文•斯內普•森特再一次來到博克先生的小山洞。
大可愛們還在攢毒液,今天他是來賣魔藥的。
防火藥劑、歡欣劑、縮身藥劑、活力滋補劑等,全都是大師級的完美作品。
別說埃比尼澤有討好的意思,就算沒有都沒臉壓低價格。
一共13瓶,總價值600加隆。
溢價是肯定有的,可這回報率也太高了。
文森特隨意收好錢袋子,打消掉靠魔藥發家致富的想法。
斯內普在成為魔藥大師之前,所消耗的材料恐怕是一個天文數字。
煉金術失敗還能回爐重造,魔藥失敗連挽回的機會都沒有。
「尊貴的客人,您是不是對價格——」
「沒有。
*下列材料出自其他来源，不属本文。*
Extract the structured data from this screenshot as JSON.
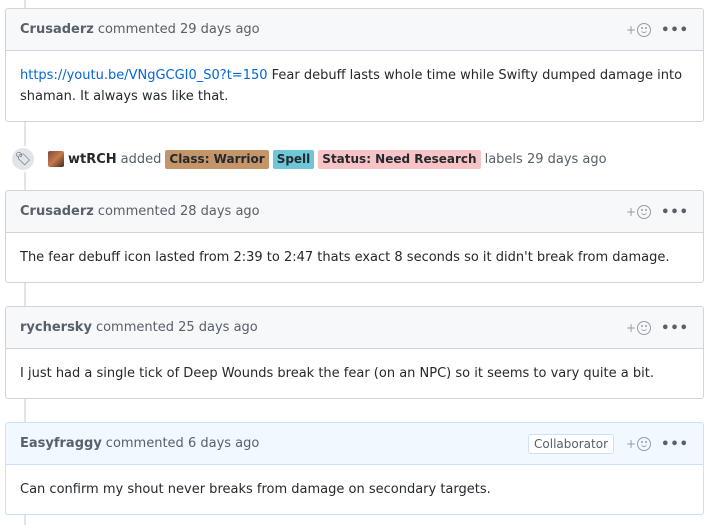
{
  "comments": [
    {
      "author": "Crusaderz",
      "meta": "commented 29 days ago",
      "link": "https://youtu.be/VNgGCGI0_S0?t=150",
      "body": " Fear debuff lasts whole time while Swifty dumped damage into shaman. It always was like that."
    },
    {
      "author": "Crusaderz",
      "meta": "commented 28 days ago",
      "body": "The fear debuff icon lasted from 2:39 to 2:47 thats exact 8 seconds so it didn't break from damage."
    },
    {
      "author": "rychersky",
      "meta": "commented 25 days ago",
      "body": "I just had a single tick of Deep Wounds break the fear (on an NPC) so it seems to vary quite a bit."
    },
    {
      "author": "Easyfraggy",
      "meta": "commented 6 days ago",
      "badge": "Collaborator",
      "body": "Can confirm my shout never breaks from damage on secondary targets."
    }
  ],
  "event": {
    "author": "wtRCH",
    "action": "added",
    "labels": [
      "Class: Warrior",
      "Spell",
      "Status: Need Research"
    ],
    "suffix": "labels 29 days ago"
  },
  "ui": {
    "reaction_plus": "+",
    "more_dots": "•••",
    "tag_glyph": "🏷"
  },
  "colors": {
    "label_warrior": "#c5956a",
    "label_spell": "#6ec6d8",
    "label_status": "#f8c3c6",
    "link": "#0366d6"
  }
}
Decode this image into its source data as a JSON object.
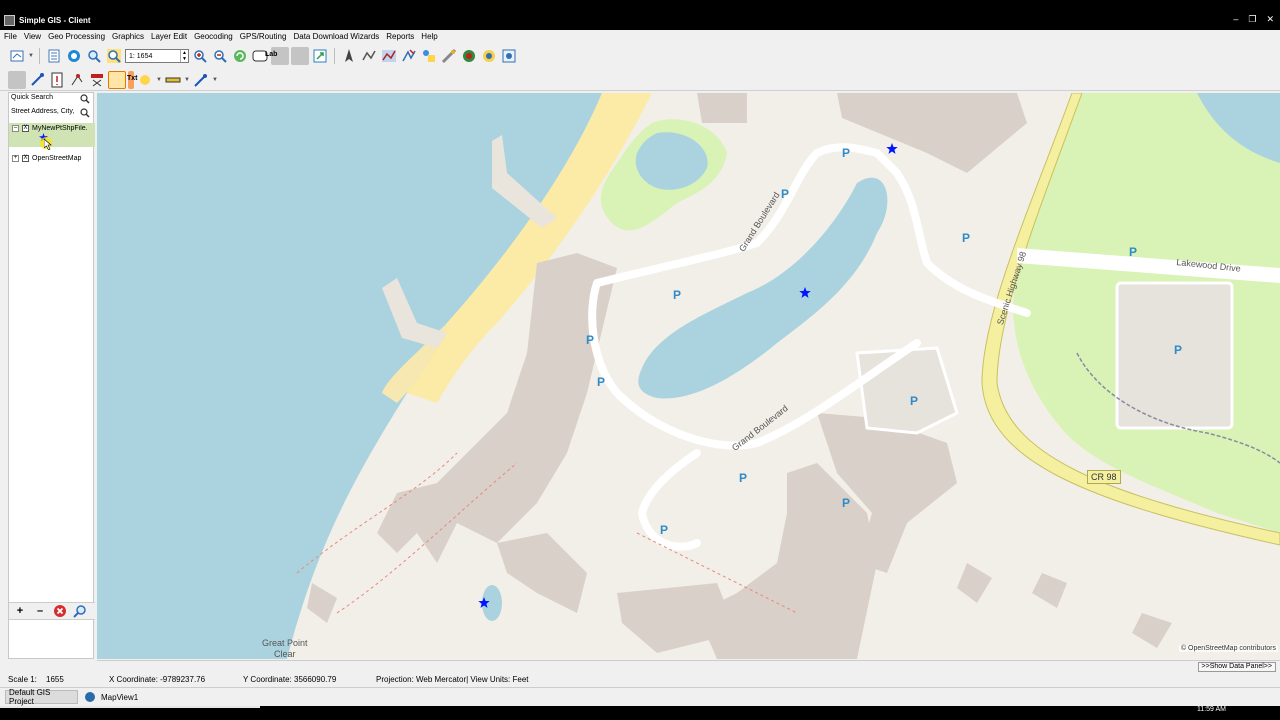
{
  "window": {
    "title": "Simple GIS - Client",
    "minimize": "–",
    "restore": "❐",
    "close": "✕"
  },
  "menu": [
    "File",
    "View",
    "Geo Processing",
    "Graphics",
    "Layer Edit",
    "Geocoding",
    "GPS/Routing",
    "Data Download Wizards",
    "Reports",
    "Help"
  ],
  "toolbar": {
    "scale_value": "1: 1654",
    "label_button": "Lab",
    "text_button": "Txt"
  },
  "left_panel": {
    "quick_search": "Quick Search",
    "address_placeholder": "Street Address, City,",
    "layers": [
      {
        "name": "MyNewPtShpFile.",
        "expander": "–",
        "checked": "X"
      },
      {
        "name": "OpenStreetMap",
        "expander": "+",
        "checked": "X"
      }
    ],
    "tools": {
      "add": "+",
      "remove": "–"
    }
  },
  "map": {
    "labels": {
      "grand_boulevard_1": "Grand Boulevard",
      "grand_boulevard_2": "Grand Boulevard",
      "lakewood_drive": "Lakewood Drive",
      "scenic_highway": "Scenic Highway 98",
      "cr98": "CR 98",
      "great_point_clear_1": "Great Point",
      "great_point_clear_2": "Clear",
      "parking": "P"
    },
    "credit": "© OpenStreetMap contributors",
    "colors": {
      "water": "#aad3df",
      "land": "#f2efe9",
      "beach": "#fbeba6",
      "building": "#d9d0c9",
      "park": "#d9f2b6",
      "road": "#ffffff",
      "highway": "#f5f0a0",
      "marker": "#0015ff"
    }
  },
  "show_data_panel": ">>Show Data Panel>>",
  "status": {
    "scale_label": "Scale 1:",
    "scale_value": "1655",
    "x_coord": "X Coordinate: -9789237.76",
    "y_coord": "Y Coordinate: 3566090.79",
    "projection": "Projection: Web Mercator| View Units: Feet"
  },
  "tabs": {
    "project": "Default GIS Project",
    "mapview": "MapView1"
  },
  "taskbar": {
    "clock": "11:59 AM"
  }
}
」他輕抖神上的黑袍子,干脆利落地轉身朝外面走去。
埃比尼澤咬咬牙,小跑追了上去,「請留步。」
文森特帶著疑惑停下來。
按照最初的設想,至少都得交易個四五趟的。
他側身冷眼望過去。
「非常抱歉——」埃比尼澤搓著小短手,滿臉親熱地湊上前,
「最近巫師牌形勢一片大好,可我總覺得里面有古怪。
您——您千萬別誤會,我不是來打探消息的!
我只是想知道它是不是騙局,當然了,您會獲得我最真摯的友誼。」
他從戒指里拿出一個跟上次大小相同的錢袋子。
「 ——」文森特冷笑著轉過身。
巫師牌明擺著就是騙局,老練的黑市商人不可能看不出來。
沒猜錯的話,這也是一次試探。
試探他清不清楚內幕,試探他是不是貪婪的人。
「尊貴的客人,您——」
「博克先生,我有無數種合法掙得巨額財富的辦法,你太看得起你自己了。」
埃比尼澤眼冒精光,滿是歉意地退到一旁。
漆黑的斗篷底下,是文森特充滿詭異的笑容。
可以走合法渠道,又為什麼要走黑市渠道呢?
缺錢?
保密?
霍格沃茨的院長為什麼缺錢,又為什麼需要保密呢?
……
……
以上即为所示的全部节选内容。